When the Springboks take the field against the Barbarians at Twickenham in London on Saturday it will be not quite 50 years since the most famous invitation team in the world defeated Avril Malan’s Springboks.
Tours were tours in those days and Malan’s side played 30 matches in Britain and Ireland, winning 28 and drawing one before conceding the traditional trophy, a Springbok head, after losing 6-0 to the Baabaas at the old Cardiff Arms Park.
Included in those 28 wins were victories against the four home unions and, following Peter de Villiers’s team’s 21-17 defeat against Scotland on the current tour, that remains the last time the Springboks achieved a Grand Slam.
There has been talk for a decade or more about the Barbarians being an anachronism in the modern game. The sheer volume of rugby being played these days leaves precious little space for “fun” and this week’s fixture falls outside the International Rugby Board’s window. That means that instead of being a gathering of the best British and Irish players, it is an amalgam of southern hemisphere stars.
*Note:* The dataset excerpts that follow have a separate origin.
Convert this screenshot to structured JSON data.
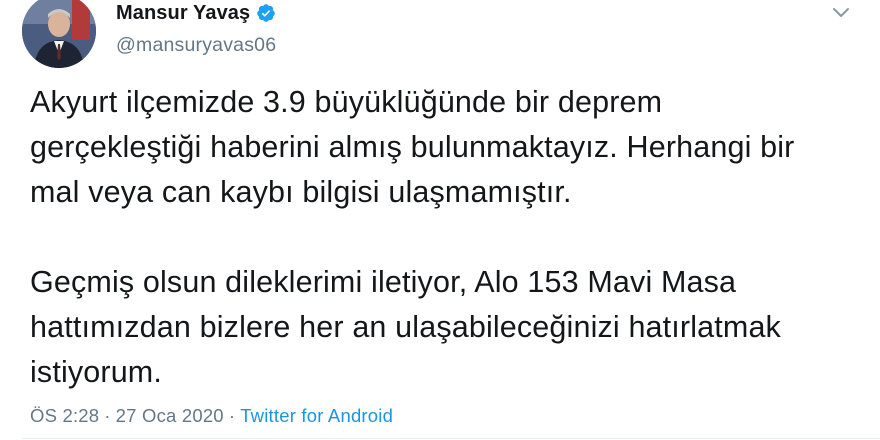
{
  "author": {
    "display_name": "Mansur Yavaş",
    "handle": "@mansuryavas06",
    "verified": true,
    "verified_color": "#1da1f2"
  },
  "tweet": {
    "paragraphs": [
      "Akyurt ilçemizde 3.9 büyüklüğünde bir deprem\ngerçekleştiği haberini almış bulunmaktayız. Herhangi bir\nmal veya can kaybı bilgisi ulaşmamıştır.",
      "Geçmiş olsun dileklerimi iletiyor, Alo 153 Mavi Masa\nhattımızdan bizlere her an ulaşabileceğinizi hatırlatmak\nistiyorum."
    ]
  },
  "meta": {
    "time": "ÖS 2:28",
    "date": "27 Oca 2020",
    "separator": "·",
    "source": "Twitter for Android",
    "link_color": "#1b95e0"
  },
  "icons": {
    "verified": "verified-badge-icon",
    "menu": "chevron-down-icon"
  }
}
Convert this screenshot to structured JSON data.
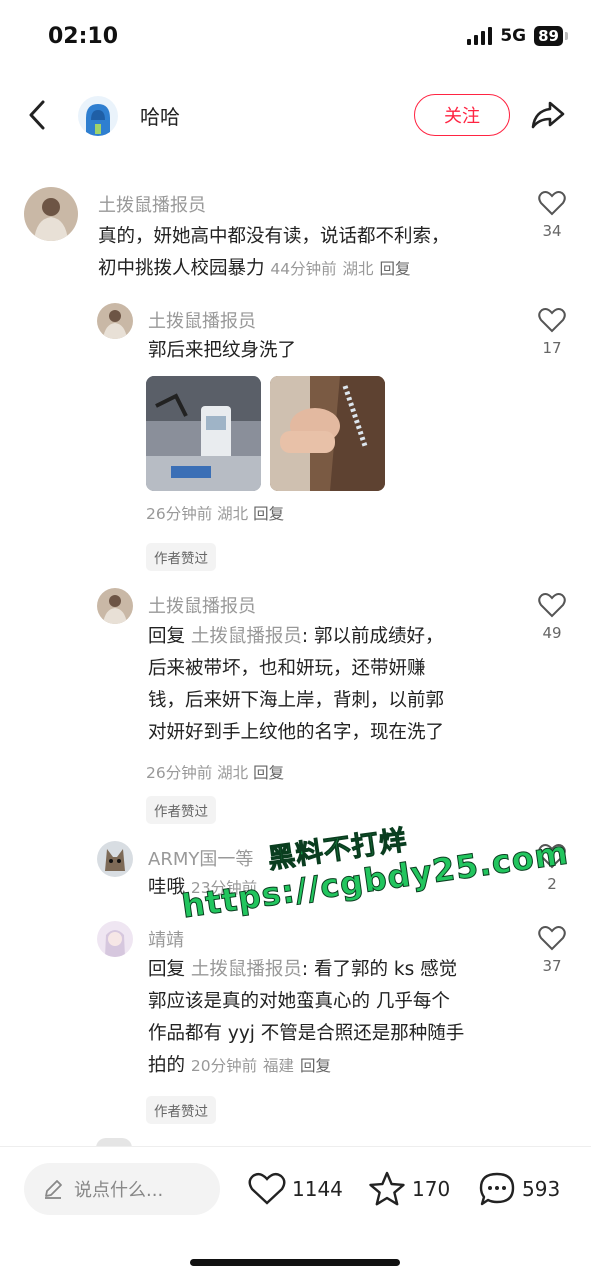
{
  "status": {
    "time": "02:10",
    "network": "5G",
    "battery": "89"
  },
  "header": {
    "user_name": "哈哈",
    "follow_label": "关注",
    "back_icon": "chevron-left-icon",
    "share_icon": "share-arrow-icon"
  },
  "comments": [
    {
      "name": "土拨鼠播报员",
      "text_line1": "真的，妍她高中都没有读，说话都不利索，",
      "text_line2": "初中挑拨人校园暴力",
      "time": "44分钟前",
      "location": "湖北",
      "reply": "回复",
      "likes": "34"
    },
    {
      "name": "土拨鼠播报员",
      "text": "郭后来把纹身洗了",
      "time": "26分钟前",
      "location": "湖北",
      "reply": "回复",
      "likes": "17",
      "badge": "作者赞过"
    },
    {
      "name": "土拨鼠播报员",
      "reply_prefix": "回复",
      "reply_to": "土拨鼠播报员",
      "text_line1": ": 郭以前成绩好，",
      "text_line2": "后来被带坏，也和妍玩，还带妍赚",
      "text_line3": "钱，后来妍下海上岸，背刺，以前郭",
      "text_line4": "对妍好到手上纹他的名字，现在洗了",
      "time": "26分钟前",
      "location": "湖北",
      "reply": "回复",
      "likes": "49",
      "badge": "作者赞过"
    },
    {
      "name": "ARMY国一等",
      "text": "哇哦",
      "time": "23分钟前",
      "likes": "2"
    },
    {
      "name": "靖靖",
      "reply_prefix": "回复",
      "reply_to": "土拨鼠播报员",
      "text_line1": ": 看了郭的 ks 感觉",
      "text_line2": "郭应该是真的对她蛮真心的 几乎每个",
      "text_line3": "作品都有 yyj 不管是合照还是那种随手",
      "text_line4": "拍的",
      "time": "20分钟前",
      "location": "福建",
      "reply": "回复",
      "likes": "37",
      "badge": "作者赞过"
    }
  ],
  "watermark": {
    "line1": "黑料不打烊",
    "line2": "https://cgbdy25.com"
  },
  "bottom": {
    "input_placeholder": "说点什么...",
    "likes": "1144",
    "collects": "170",
    "comments": "593"
  }
}
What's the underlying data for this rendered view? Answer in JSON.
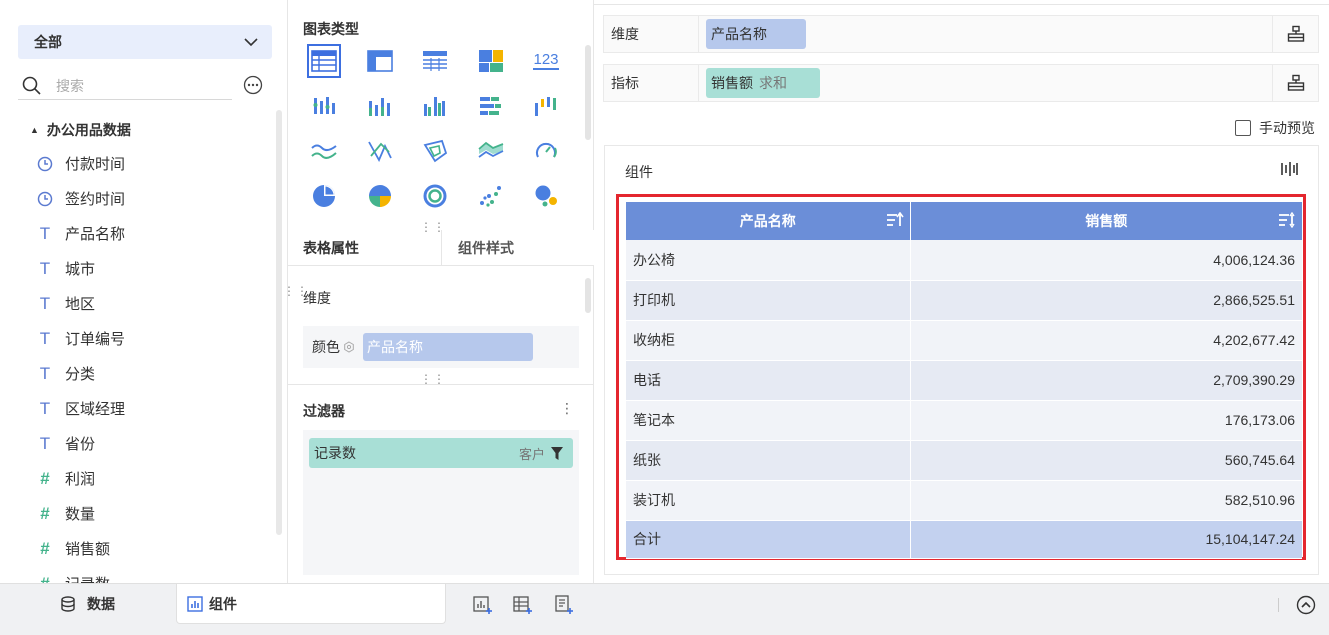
{
  "left": {
    "scope_label": "全部",
    "search_placeholder": "搜索",
    "dataset_name": "办公用品数据",
    "fields": [
      {
        "label": "付款时间",
        "type": "date"
      },
      {
        "label": "签约时间",
        "type": "date"
      },
      {
        "label": "产品名称",
        "type": "text"
      },
      {
        "label": "城市",
        "type": "text"
      },
      {
        "label": "地区",
        "type": "text"
      },
      {
        "label": "订单编号",
        "type": "text"
      },
      {
        "label": "分类",
        "type": "text"
      },
      {
        "label": "区域经理",
        "type": "text"
      },
      {
        "label": "省份",
        "type": "text"
      },
      {
        "label": "利润",
        "type": "number"
      },
      {
        "label": "数量",
        "type": "number"
      },
      {
        "label": "销售额",
        "type": "number"
      },
      {
        "label": "记录数",
        "type": "number"
      }
    ]
  },
  "middle": {
    "chart_types_title": "图表类型",
    "chart_type_icons": [
      "table-icon",
      "crosstab-icon",
      "detail-table-icon",
      "treemap-icon",
      "kpi-number-icon",
      "dot-column-icon",
      "stacked-column-icon",
      "grouped-column-icon",
      "bar-icon",
      "waterfall-icon",
      "line-icon",
      "radar-icon",
      "polygon-icon",
      "area-icon",
      "gauge-icon",
      "pie-icon",
      "multi-pie-icon",
      "ring-icon",
      "scatter-icon",
      "bubble-icon"
    ],
    "kpi_label": "123",
    "tab_table_props": "表格属性",
    "tab_component_style": "组件样式",
    "dimension_label": "维度",
    "color_label": "颜色",
    "color_field": "产品名称",
    "filter_title": "过滤器",
    "filter_field": "记录数",
    "filter_scope": "客户"
  },
  "right": {
    "dimension_label": "维度",
    "dimension_field": "产品名称",
    "metric_label": "指标",
    "metric_field": "销售额",
    "metric_agg": "求和",
    "manual_preview_label": "手动预览",
    "component_title": "组件",
    "table": {
      "headers": [
        "产品名称",
        "销售额"
      ],
      "rows": [
        [
          "办公椅",
          "4,006,124.36"
        ],
        [
          "打印机",
          "2,866,525.51"
        ],
        [
          "收纳柜",
          "4,202,677.42"
        ],
        [
          "电话",
          "2,709,390.29"
        ],
        [
          "笔记本",
          "176,173.06"
        ],
        [
          "纸张",
          "560,745.64"
        ],
        [
          "装订机",
          "582,510.96"
        ]
      ],
      "total_label": "合计",
      "total_value": "15,104,147.24"
    }
  },
  "bottom": {
    "data_tab": "数据",
    "component_tab": "组件"
  },
  "colors": {
    "accent": "#3d6fe0",
    "header_blue": "#6b8ed8",
    "dimension_pill": "#b6c8ec",
    "metric_pill": "#a8dfd6",
    "highlight_frame": "#e4262e"
  }
}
Nonetheless, the Baabaas team that won on February 4 1961 will mark the occasion with a lunch at Twickenham on Saturday. Rugby Union did not use replacements in those days, so there were only 15 names to conjure with. Of those, loosehead prop Gordon Wood, the father of Ireland and British Lions star Keith, has died, while illness has robbed the gathering of three legendary names: Syd Millar and Tony O’Reilly of Ireland and Richard Sharp of England.
Derek Morgan will be there, however, the scorer of one of the two (three point) tries on the day. At 75, he remains active in the game and was president of the Rugby Football Union in 2002/03.
He told the Mail & Guardian: “I played three times against the Springboks on that tour. I captained North East Counties against them in Newcastle on New Year’s Eve and a week later, I played for England at Twickenham. We lost 17-3 in Newcastle, but a funny thing happened in the clubhouse after the game.
“The Springbok manager, Ferdie Bergh, was trying to get amorous with one of the barmaids and she didn’t like it. She complained to one of the local farmers and when Ferdie wouldn’t stop, this fellow tapped him on the shoulder and decked him. When asked why the manager was sporting a large black eye, the press were told that he had walked into a door!”
Powerful forwards
The Boks beat England 5-0 the following week and, much as was the case last week, the immense power of the South African forwards carried the day. Seventy years of Barbarian tradition suggested that the final match of the tour would be a spectacle of running rugby, but Morgan, and a few others who had played against Malan’s side, had other ideas.
They were helped by the 11th-hour withdrawal of Irish scrumhalf Andy Mulligan who had gone down with flu. “He would have thrown the ball about and we would have lost,” said Morgan. Just to emphasise that the past is a different country, the Baabaas were having lunch on the day of the game when Mulligan withdrew. Morgan takes up the story: “The replacement scrumhalf was Billy Watkins from Newport and he had just stuffed himself with a steak dinner. I only had a bowl of soup. I told him he was playing and he protested, so I took him to the toilet and stuck my fingers down his throat. I said, you just keep us going forward, and he did. Richard Sharp at flyhalf didn’t see much of the ball that day.”
AC Parker’s book, The Springboks: 1891-1970, describes the game thus. “The Barbarians … fully deserved their 6-0 triumph through two first-half tries scored by Derek Morgan and Haydn Morgan, the first from a rash tap-back by Piet van Zyl which resulted in Piet Uys kicking up against Derek Morgan. The three Baabaas loose forwards, the two Morgans and Gerry Culliton, had a major share in this upset victory and Haydn Mainwaring was great at fullback.”
Looking back like a good back-rower, Morgan gives the credit to the all-Irish front row of Wood, Ronnie Dawson and Millar: “The Springboks did not have weakness anywhere in the pack, but their front row was great. The Baabaas front row matched them and that gave us the freedom to play our game in the back row.”
Did they party after the game? Did they, hell! “We were too knackered! We sat in the bar and had a few quiet pints. We just didn’t have the energy.”